Nascera 69 anos antes na aldeia de Cabanas de Viriato, no concelho de Carregal do Sal, distrito de Viseu. Como o intrépido chefe lusitano que dá nome à sua aldeia natal se imortalizou pela luta tenaz e sistemática contra o invasor romano, também Sousa Mendes ficará para sempre como o nome de um honroso português, do século XX, que exorbitou as suas funções de Cônsul de Portugal, em Bordéus, para salvar milhares de pessoas que fugiam do terror perpetrado por Hitler, durante a 2.ª guerra mundial, nos territórios ocupados.
Aristides de Sousa Mendes do Amaral e Abranches era oriundo de uma família rural com posses, de tendência conservadora. Depois de frequentar o curso de Direito na Universidade de Coimbra, e enveredando pela carreira diplomática, realizou várias missões consulares ao serviço de Portugal, em vários países, entre eles: Zanzibar, Brasil, Estados Unidos, Guiana e Bélgica.
Foi, porém, como Cônsul de Portugal, em Bordéus, no tempo da 2.ª Guerra Mundial, que a sua ação se tornou merecedora dos maiores elogios. Estávamos no princípio do 2.º grande conflito que o mundo conheceria, volvidas apenas duas dezenas de anos sobre o 1.º. Nesta fase do conflito, claramente favorável às tropas do “Eixo”, Salazar não pretendia desagradar a Hitler, o grande senhor da guerra daquele momento, e deu ordens expressas ao seu Cônsul em Bordéus, para ser cuidadoso nos vistos a conceder, cumprindo as determinações do chefe do Governo.
Mas, Sousa Mendes, que preferiu orientar-se pela sua consciência de grande humanista, desafiou claramente as ordens de Salazar e, num curtíssimo espaço de tempo, passou mais de 30 mil vistos a fugidos do terror nazi, permitindo a sua fuga, através de Portugal. Destes 30 mil, seguramente um terço eram judeus.
Aristides Sousa Mendes sabia seguramente que não ficaria impune ao desrespeitar de forma consciente as orientações recebidas por parte do ditador português. No regresso forçado a Lisboa, enfrentou um processo disciplinar que ditaria forçosamente o seu afastamento da carreira diplomática, o fim de uma vida desafogada, para começar a conhecer sérios problemas financeiros, tanto mais notados pelo facto de ter uma família grande, 14 filhos. Pelo bem-fazer acabou “castigado”, marginalizada a sua família e morreu praticamente na miséria, no dia 3 de abril de 1954. Na pseudodefesa apresentada no processo que lhe foi instituído, chegaria a declarar que o seu único objetivo era realmente salvar toda aquela gente, cuja aflição era indescritível.

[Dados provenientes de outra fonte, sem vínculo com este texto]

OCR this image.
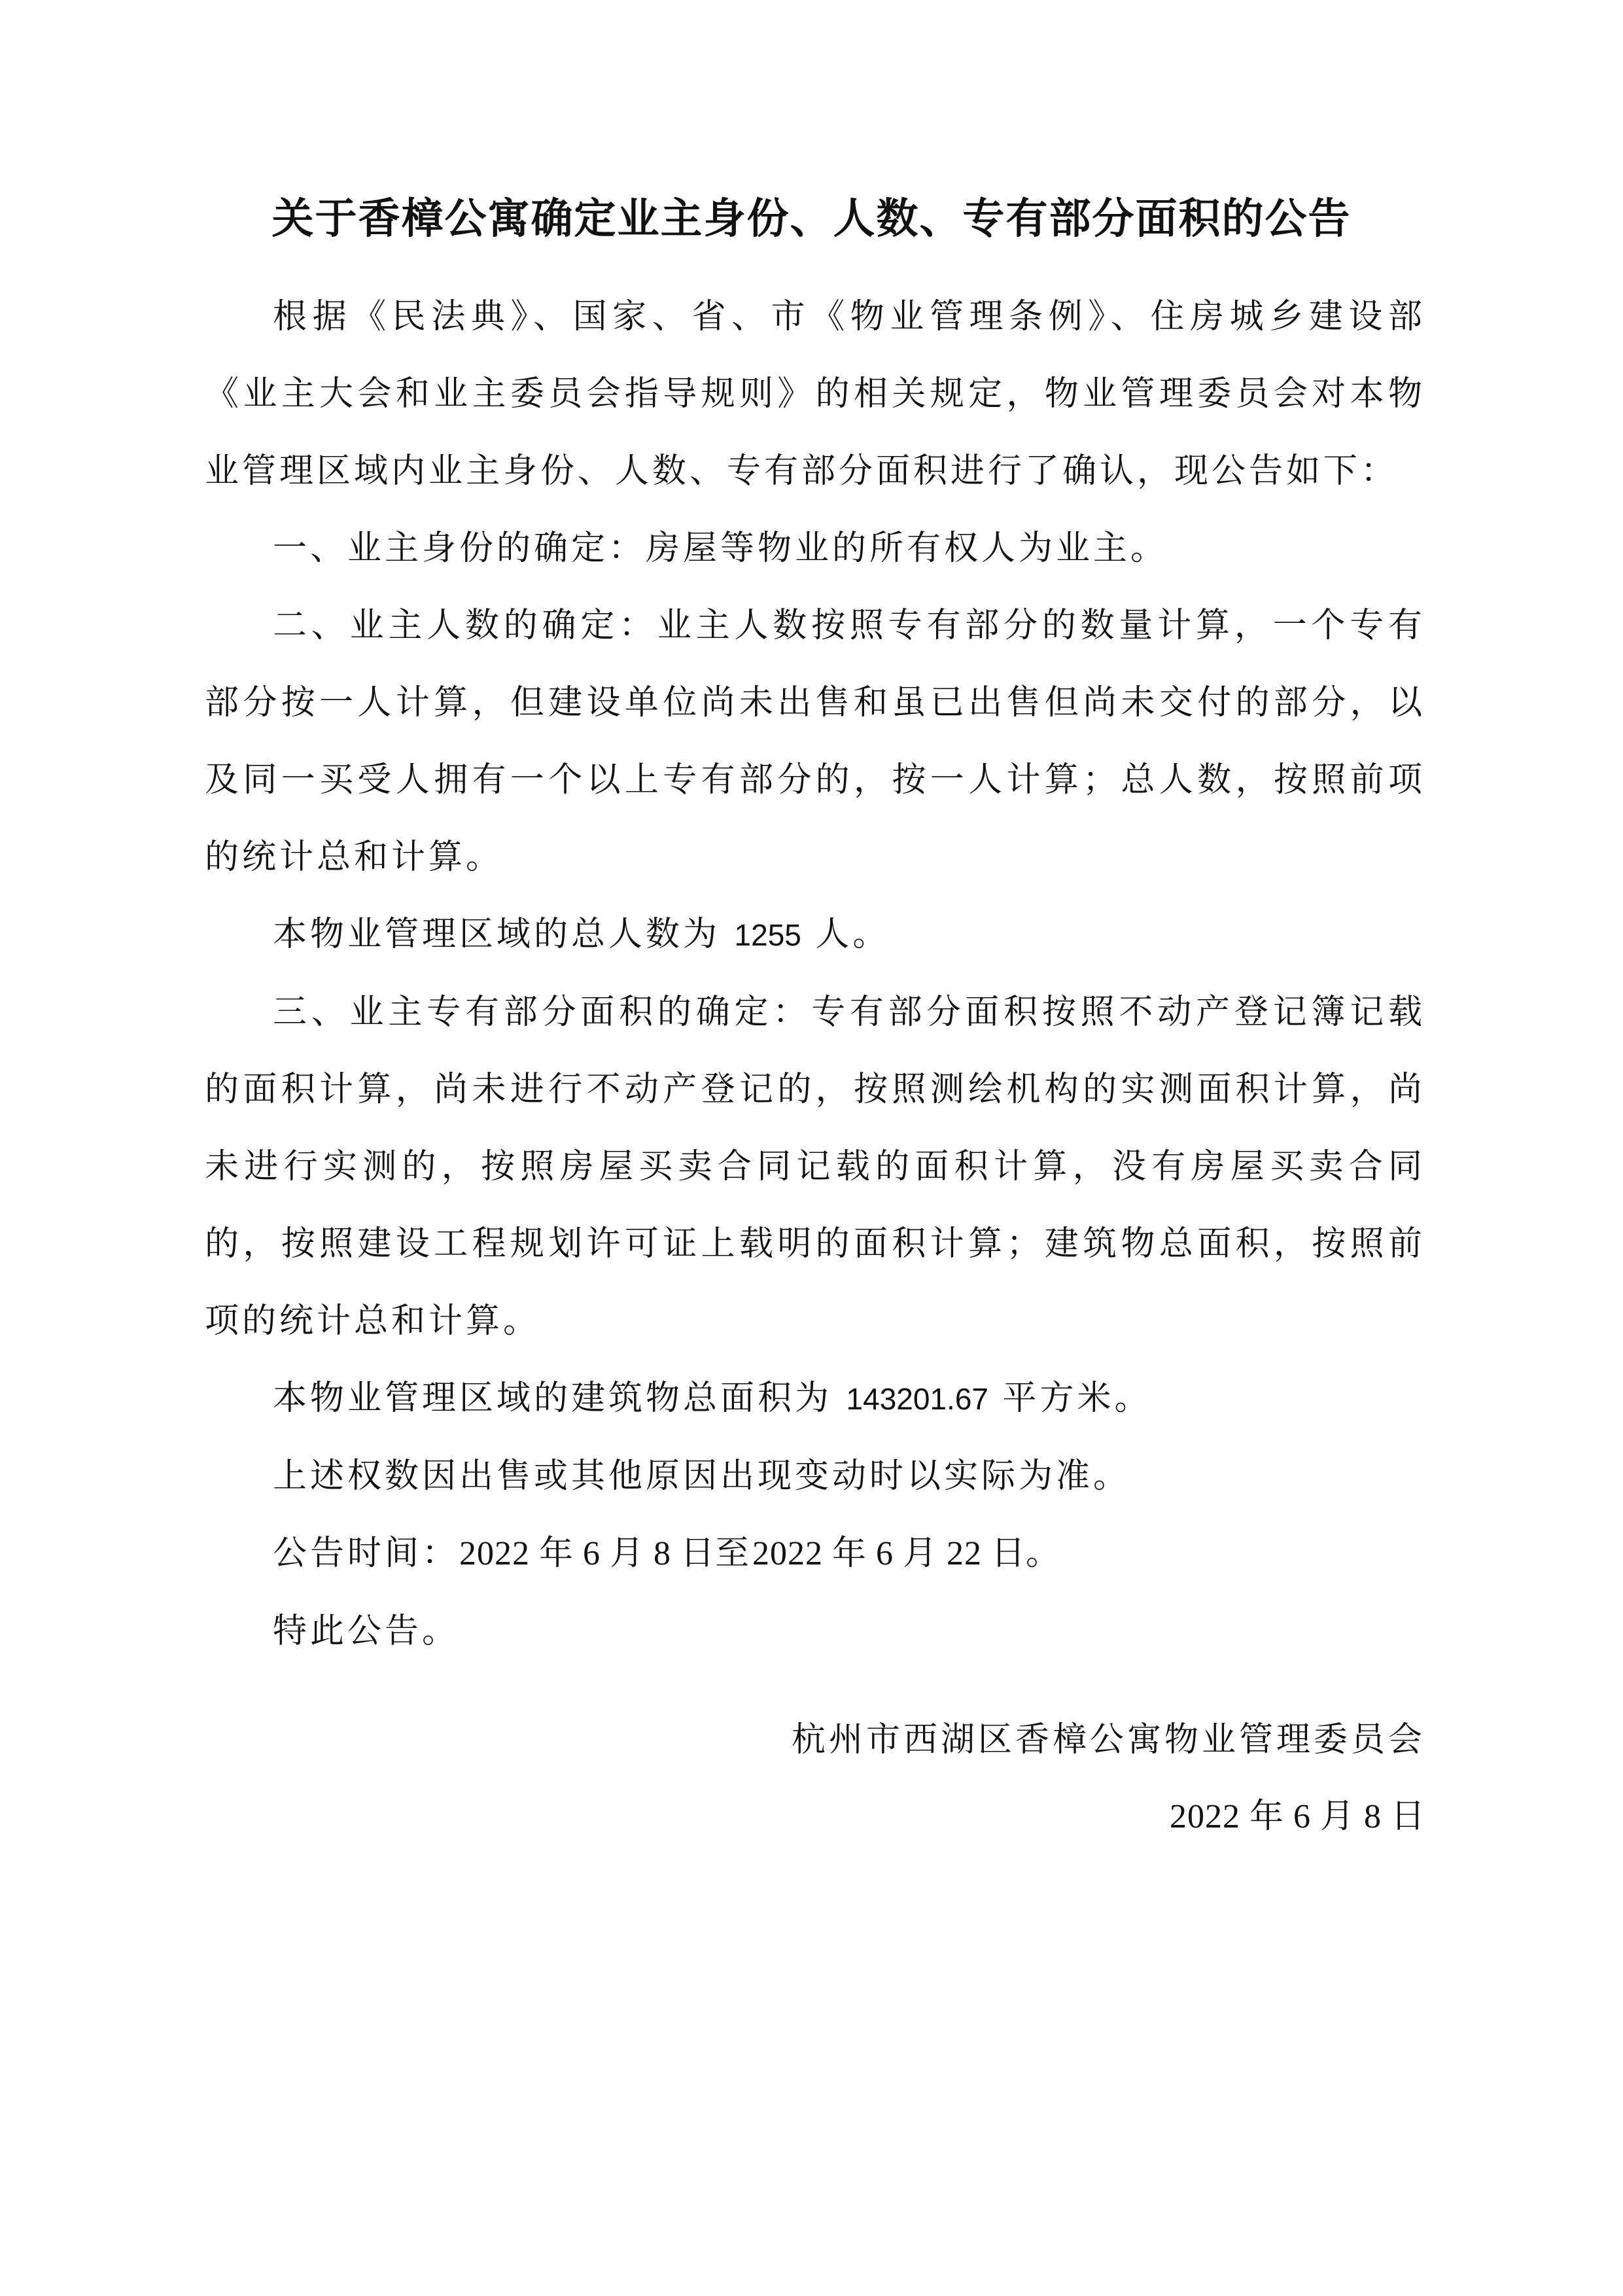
关于香樟公寓确定业主身份、人数、专有部分面积的公告

根据《民法典》、国家、省、市《物业管理条例》、住房城乡建设部《业主大会和业主委员会指导规则》的相关规定，物业管理委员会对本物业管理区域内业主身份、人数、专有部分面积进行了确认，现公告如下：

一、业主身份的确定：房屋等物业的所有权人为业主。

二、业主人数的确定：业主人数按照专有部分的数量计算，一个专有部分按一人计算，但建设单位尚未出售和虽已出售但尚未交付的部分，以及同一买受人拥有一个以上专有部分的，按一人计算；总人数，按照前项的统计总和计算。

本物业管理区域的总人数为 1255 人。

三、业主专有部分面积的确定：专有部分面积按照不动产登记簿记载的面积计算，尚未进行不动产登记的，按照测绘机构的实测面积计算，尚未进行实测的，按照房屋买卖合同记载的面积计算，没有房屋买卖合同的，按照建设工程规划许可证上载明的面积计算；建筑物总面积，按照前项的统计总和计算。

本物业管理区域的建筑物总面积为 143201.67 平方米。

上述权数因出售或其他原因出现变动时以实际为准。

公告时间：2022 年 6 月 8 日至2022 年 6 月 22 日。

特此公告。

杭州市西湖区香樟公寓物业管理委员会

2022 年 6 月 8 日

Felizmente, depois do “25 de Abril”, ao menos o seu nome e obra passaram a ser conhecidos pelo povo português como dignos de justos encómios que só o tornam um nome honrado aos olhos dos portugueses pelos valores que a sua ação corajosa bem evidencia.
Tão digna de mérito foi a sua atitude, que o realizador Francisco Manso trouxe, há alguns anos e muito justamente, para o cinema a exemplar gesta de “O Cônsul de Bordéus”.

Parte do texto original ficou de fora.